Have you ever been speechless? I remember when I was in 7th grade and had been convinced to run for student body vice president. I don’t know how that happened exactly, since I was one of the shyest kids in school, but it did. Unfortunately, no one told me I would have to give a speech in front of the whole school, so when my name was called from the stage in the school assembly I was speechless and shrunk down in my seat to hide. It wasn’t that I hadn’t ever spoken in public before, because I had, it was just that this time I had nothing prepared. That impromptu ability only really got turned on by participating in Toastmasters.
Yesterday I had a similar experience, though not so stark and public. I was planning an open house for my toastmaster club and got the idea to present a speech project there involving impromptu speaking. The project description was to respond to a couple of random impromptu topics with 2-3 minute speeches. I read the list of topics and was struck speechless. These were though situational topics, ranging from the “surprise award” to “speaker is late, fill in”, to the “disaster reassurance needed”. There were even a couple of “death of a friend” scenarios. They were not easy topics, to say the least. It took me until this morning to come up with an idea of how I might respond. So now I have an idea what I might say, while I still will not know which 2 questions I will get until I am upfront in my club.
Life is often like that. We can anticipate many things, prepare for the usual stuff. But there will always be surprises, good or bad. And we may not have a lead time to prepare for them. It is important, as I mentioned in an earlier post, to think ahead and prepare for the surprises we might get. But it is also important to remember one thing: sometimes silence is priceless.

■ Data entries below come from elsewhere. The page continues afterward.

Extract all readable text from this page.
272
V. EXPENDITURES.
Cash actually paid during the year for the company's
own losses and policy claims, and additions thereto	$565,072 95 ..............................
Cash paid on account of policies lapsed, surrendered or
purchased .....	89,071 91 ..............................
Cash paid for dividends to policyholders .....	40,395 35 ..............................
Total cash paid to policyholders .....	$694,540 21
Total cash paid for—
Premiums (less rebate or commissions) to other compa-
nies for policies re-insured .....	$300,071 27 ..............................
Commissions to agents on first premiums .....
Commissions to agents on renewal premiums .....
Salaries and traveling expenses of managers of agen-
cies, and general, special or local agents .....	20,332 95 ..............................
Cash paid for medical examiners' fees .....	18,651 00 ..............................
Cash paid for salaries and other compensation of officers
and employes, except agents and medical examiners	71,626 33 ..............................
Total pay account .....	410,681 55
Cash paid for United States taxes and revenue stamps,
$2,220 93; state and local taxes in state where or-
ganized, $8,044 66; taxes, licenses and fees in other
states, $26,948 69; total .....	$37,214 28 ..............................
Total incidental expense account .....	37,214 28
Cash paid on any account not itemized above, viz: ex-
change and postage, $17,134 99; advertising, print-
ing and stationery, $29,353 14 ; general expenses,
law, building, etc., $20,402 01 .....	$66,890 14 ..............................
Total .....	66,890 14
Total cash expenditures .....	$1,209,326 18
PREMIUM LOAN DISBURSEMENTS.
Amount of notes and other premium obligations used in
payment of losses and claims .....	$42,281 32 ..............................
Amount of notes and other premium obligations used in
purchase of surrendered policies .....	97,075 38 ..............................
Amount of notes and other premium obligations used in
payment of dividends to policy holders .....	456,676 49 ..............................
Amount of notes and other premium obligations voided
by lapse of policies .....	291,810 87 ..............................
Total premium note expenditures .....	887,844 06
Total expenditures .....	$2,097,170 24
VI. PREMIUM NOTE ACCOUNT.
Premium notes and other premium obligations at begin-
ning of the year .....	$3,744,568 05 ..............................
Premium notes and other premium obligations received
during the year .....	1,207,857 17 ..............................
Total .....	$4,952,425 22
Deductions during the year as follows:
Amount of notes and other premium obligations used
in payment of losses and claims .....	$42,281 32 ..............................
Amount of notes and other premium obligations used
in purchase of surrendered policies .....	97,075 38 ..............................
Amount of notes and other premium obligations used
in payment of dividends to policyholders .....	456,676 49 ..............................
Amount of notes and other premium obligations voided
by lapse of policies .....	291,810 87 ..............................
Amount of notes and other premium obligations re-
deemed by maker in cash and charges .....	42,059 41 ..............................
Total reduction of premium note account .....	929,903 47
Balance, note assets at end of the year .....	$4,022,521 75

In times of sudden loss and grief, people try to help and mean well but often hurt more. There are the fixers, who want to assure us that it will all be okay, that they understand what we are going through, and that it could be worse. In trying to ease our pain they often minimize or attempt to explain it away. They feel they have to say something, that there must be something they can do to help. I know the feeling because sometimes I have been that fixer and maybe so have you. It is normal and it is very human. But sometimes all a grieving person needs is to know that friends are there, that they care, and that they will listen. Being speechless is not always a bad thing.